M.R-A : « Ici, il y a une confusion qui se fait entre l’indépendance et la décolonisation. On demande juste aux gens de se prononcer. On ne nous a jamais demandé si on voulait être autonome ou pas. On ne nous a jamais demandé si on voulait être indépendant ou pas. Cela ça se fait au travers de référendums. C’est prévu dans le droit international et c’est juste cela que nous demandons de respecter (…) donc, de dire comment on peut répartir les compétences, si c’est dans un système amélioré de l’autonomie ou si c’est vers plus d’indépendance » .
Revenons à votre travail à l’Assemblée nationale et au budget. Quel est votre avis sur cette baisse de près de 30 milliards de francs dans le budget pour l’ensemble des Outre-mer ?

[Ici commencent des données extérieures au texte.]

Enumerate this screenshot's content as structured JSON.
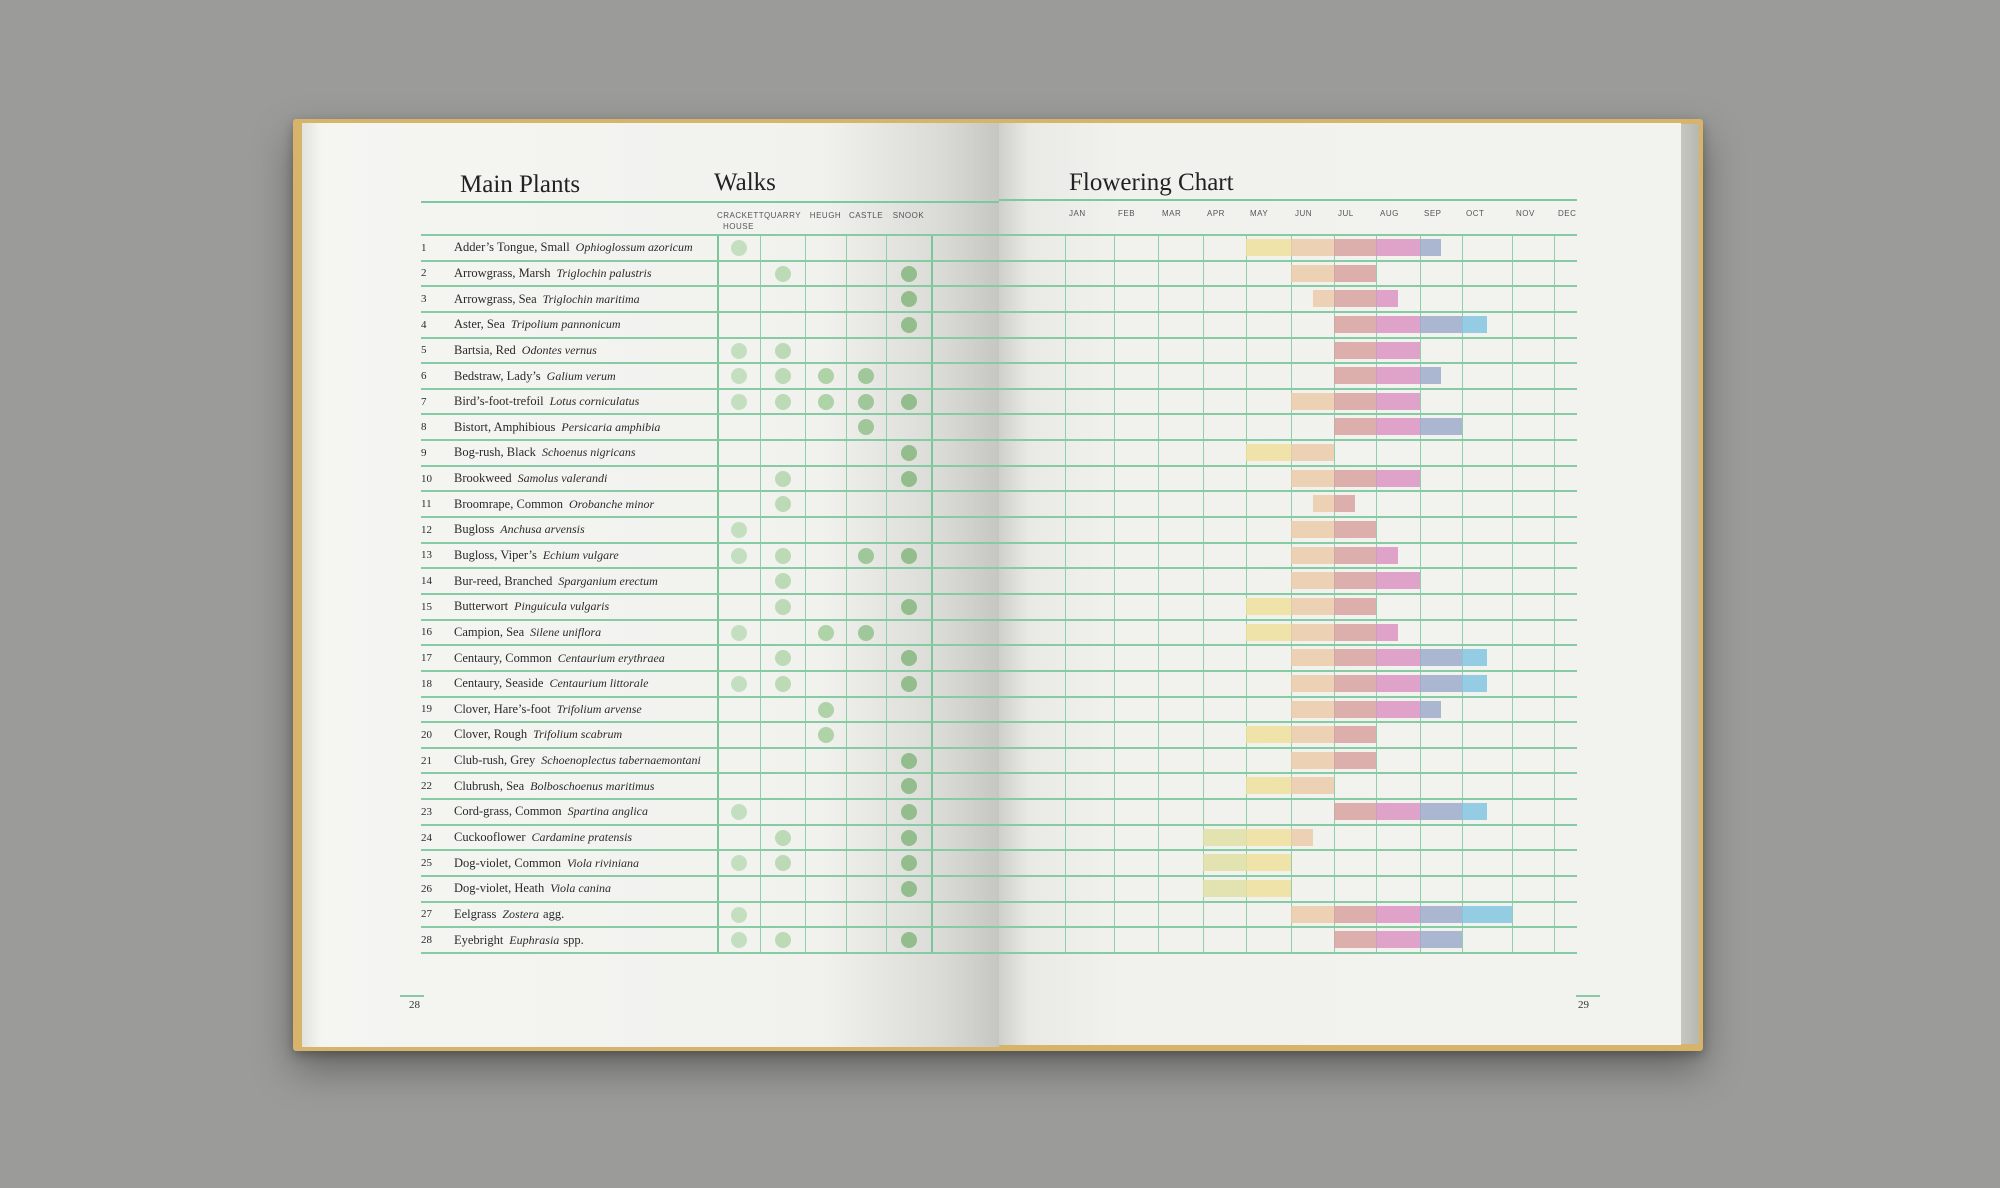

M.R-A : « C’est très préoccupant parce que nous avons toujours l’impression d’être la dernière roue du carrosse du budget de la France. D’autres députés ultramarins et moi-même, nous ne sommes pas du tout contents de cela. Nous avons déjà démontré notre mécontentement dans le gouvernement précédent. Je tiens à souligner aussi que la censure a plus été sur des textes et pas sur des hommes. M. Barnier a été un Premier ministre qui avait apporté beaucoup de respect dans l’Assemblée, dans l’hémicycle, de mon avis. Les débats étaient beaucoup plus sereins, mais il a manqué beaucoup de compromis, malheureusement, et j’espère que M. Bayrou comprendra cela. Le fait d’avoir nommé M. Valls ministre d’État, ministre de plein exercice, dans un ordre protocolaire assez haut pour les Outre-mer, j’espère que c’est bon signe et qu’on pourra aller vers des politiques publiques ultramarines appropriées à chaque territoire » .

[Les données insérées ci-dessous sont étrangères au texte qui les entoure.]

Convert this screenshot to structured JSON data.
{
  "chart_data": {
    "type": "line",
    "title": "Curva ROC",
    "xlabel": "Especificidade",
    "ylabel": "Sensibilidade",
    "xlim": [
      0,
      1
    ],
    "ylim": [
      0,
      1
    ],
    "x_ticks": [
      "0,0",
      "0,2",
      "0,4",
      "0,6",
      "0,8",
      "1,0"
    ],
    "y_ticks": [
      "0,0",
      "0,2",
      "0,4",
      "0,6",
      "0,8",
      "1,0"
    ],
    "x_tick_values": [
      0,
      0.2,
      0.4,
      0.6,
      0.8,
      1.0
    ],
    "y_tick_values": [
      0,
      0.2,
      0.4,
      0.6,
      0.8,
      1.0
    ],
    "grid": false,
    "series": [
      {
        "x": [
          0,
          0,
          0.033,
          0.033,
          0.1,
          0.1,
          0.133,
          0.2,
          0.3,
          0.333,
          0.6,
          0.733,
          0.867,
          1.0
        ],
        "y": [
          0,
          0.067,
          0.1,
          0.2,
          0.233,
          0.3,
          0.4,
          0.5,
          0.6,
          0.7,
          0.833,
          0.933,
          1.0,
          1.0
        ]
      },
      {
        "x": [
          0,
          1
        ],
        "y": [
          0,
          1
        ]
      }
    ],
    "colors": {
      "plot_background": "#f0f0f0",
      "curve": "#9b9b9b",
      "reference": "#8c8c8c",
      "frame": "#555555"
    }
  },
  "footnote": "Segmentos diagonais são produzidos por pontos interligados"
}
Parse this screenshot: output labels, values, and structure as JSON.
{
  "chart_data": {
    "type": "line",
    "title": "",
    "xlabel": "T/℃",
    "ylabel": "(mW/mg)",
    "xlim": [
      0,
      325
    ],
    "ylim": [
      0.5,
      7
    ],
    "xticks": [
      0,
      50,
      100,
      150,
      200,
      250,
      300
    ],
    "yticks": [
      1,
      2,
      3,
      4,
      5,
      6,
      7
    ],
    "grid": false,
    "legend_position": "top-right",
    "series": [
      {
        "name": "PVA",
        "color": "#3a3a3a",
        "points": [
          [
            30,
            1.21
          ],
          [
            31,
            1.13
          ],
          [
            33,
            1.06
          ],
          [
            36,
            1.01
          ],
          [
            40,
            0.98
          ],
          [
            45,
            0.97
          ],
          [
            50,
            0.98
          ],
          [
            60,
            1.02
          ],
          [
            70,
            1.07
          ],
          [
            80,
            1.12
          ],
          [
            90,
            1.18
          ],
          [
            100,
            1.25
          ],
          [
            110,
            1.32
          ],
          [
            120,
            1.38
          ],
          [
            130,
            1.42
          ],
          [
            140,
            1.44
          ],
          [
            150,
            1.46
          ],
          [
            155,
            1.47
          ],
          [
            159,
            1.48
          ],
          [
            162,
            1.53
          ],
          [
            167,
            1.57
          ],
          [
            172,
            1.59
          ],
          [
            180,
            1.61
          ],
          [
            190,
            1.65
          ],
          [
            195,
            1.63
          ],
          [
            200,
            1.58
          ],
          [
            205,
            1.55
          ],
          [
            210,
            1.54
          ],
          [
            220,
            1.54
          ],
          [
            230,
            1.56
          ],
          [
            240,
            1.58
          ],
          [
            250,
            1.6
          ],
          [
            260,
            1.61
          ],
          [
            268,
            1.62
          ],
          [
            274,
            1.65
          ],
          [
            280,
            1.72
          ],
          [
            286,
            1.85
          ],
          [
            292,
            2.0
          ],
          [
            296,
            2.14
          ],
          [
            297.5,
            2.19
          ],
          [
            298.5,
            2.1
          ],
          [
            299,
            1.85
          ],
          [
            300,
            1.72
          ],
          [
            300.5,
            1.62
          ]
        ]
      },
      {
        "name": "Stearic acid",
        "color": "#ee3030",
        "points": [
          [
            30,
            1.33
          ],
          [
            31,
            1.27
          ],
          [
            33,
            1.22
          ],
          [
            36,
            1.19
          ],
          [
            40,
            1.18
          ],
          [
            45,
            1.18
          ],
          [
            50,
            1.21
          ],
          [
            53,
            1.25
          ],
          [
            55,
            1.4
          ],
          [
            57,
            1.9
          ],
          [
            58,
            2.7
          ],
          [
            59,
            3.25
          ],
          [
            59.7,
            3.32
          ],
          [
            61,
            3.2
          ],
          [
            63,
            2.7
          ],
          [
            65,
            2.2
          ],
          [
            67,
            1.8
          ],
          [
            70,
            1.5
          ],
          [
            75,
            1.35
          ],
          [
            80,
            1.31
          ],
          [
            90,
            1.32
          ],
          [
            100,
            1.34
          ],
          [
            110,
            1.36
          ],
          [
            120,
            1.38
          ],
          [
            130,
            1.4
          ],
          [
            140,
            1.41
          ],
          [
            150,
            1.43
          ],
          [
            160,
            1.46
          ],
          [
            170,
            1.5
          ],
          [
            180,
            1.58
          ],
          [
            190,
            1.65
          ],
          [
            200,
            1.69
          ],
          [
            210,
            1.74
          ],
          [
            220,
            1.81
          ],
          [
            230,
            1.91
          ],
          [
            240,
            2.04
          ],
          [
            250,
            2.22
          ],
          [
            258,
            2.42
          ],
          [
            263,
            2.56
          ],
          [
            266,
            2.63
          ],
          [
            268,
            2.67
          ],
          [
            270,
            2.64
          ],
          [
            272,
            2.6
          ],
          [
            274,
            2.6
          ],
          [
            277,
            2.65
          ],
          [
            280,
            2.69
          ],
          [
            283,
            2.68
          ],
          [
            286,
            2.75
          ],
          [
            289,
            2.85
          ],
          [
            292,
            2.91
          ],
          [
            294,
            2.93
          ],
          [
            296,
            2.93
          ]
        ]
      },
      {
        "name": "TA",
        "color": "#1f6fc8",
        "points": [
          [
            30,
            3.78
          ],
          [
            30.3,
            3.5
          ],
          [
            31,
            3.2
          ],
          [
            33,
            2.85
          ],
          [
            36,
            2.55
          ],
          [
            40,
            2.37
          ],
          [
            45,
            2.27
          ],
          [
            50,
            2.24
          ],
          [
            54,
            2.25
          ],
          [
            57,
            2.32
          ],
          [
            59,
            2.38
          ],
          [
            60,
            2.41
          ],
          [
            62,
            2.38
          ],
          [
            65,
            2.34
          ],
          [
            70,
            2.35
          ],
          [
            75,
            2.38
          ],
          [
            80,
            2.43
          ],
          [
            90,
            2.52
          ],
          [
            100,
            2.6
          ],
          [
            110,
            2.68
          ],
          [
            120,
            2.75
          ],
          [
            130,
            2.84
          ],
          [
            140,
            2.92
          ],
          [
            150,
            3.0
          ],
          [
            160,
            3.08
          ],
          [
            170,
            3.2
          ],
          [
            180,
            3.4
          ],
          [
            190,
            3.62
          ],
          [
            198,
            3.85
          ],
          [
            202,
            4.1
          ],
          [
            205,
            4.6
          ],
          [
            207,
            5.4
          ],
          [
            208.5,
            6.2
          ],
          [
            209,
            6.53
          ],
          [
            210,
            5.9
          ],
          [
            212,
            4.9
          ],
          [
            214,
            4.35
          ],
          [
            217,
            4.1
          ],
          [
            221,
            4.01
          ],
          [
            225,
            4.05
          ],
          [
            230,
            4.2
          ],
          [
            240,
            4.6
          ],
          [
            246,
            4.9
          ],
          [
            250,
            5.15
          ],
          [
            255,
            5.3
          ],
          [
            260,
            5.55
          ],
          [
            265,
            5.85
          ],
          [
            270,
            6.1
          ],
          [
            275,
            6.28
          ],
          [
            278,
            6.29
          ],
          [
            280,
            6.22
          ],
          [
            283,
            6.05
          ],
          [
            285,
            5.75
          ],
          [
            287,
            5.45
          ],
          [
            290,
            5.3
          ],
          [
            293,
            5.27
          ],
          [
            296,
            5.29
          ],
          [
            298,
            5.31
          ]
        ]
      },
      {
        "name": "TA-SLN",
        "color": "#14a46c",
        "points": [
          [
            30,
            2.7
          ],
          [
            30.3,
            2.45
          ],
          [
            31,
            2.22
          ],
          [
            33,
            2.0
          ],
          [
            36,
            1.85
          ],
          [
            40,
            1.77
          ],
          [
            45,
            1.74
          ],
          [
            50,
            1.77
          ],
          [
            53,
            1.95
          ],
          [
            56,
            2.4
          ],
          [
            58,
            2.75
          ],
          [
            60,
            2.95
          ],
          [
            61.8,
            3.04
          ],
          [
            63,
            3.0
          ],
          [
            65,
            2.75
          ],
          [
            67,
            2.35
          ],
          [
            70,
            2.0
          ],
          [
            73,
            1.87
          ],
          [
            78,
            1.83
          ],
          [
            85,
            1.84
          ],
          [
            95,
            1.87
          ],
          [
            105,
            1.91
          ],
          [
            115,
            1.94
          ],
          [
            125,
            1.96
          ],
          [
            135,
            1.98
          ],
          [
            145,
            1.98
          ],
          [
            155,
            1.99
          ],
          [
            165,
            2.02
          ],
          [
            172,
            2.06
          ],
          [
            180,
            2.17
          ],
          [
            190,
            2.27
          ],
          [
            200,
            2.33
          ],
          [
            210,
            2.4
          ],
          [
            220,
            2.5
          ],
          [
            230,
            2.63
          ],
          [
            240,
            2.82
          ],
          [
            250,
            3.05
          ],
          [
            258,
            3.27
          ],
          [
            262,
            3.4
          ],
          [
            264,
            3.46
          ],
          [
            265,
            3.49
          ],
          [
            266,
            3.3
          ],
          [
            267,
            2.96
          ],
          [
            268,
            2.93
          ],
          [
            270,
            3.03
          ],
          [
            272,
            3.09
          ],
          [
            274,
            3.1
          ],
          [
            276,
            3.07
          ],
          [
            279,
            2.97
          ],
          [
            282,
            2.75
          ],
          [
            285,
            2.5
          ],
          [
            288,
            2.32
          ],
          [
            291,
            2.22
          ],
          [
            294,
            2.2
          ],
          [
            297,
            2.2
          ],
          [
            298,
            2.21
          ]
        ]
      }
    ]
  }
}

TNTV : Comment considérez-vous votre travail avec le gouvernement du fenua et celui de l’Assemblée nationale, pour faire le lien entre l’actualité au fenua et dans l’Hexagone ?
M.R-A : « Les échanges sont évidemment fluides. Je suis une députée qui ne décide pas seule dans son bureau à Paris. Je communique beaucoup avec les cabinets ministériels locaux. Je leur envoie des courriers pour leur demander, notamment pour le PLF, s’ils ont des demandes particulières. Avec le gouvernement, mais aussi avec la population, à chaque déplacement que je peux faire dans la sphère privée ou dans le cadre de mon mandat, il m’intéresse beaucoup d’écouter la population. C’est de là que viennent aussi les idées, en tout cas les orientations que je donne à mes actions » .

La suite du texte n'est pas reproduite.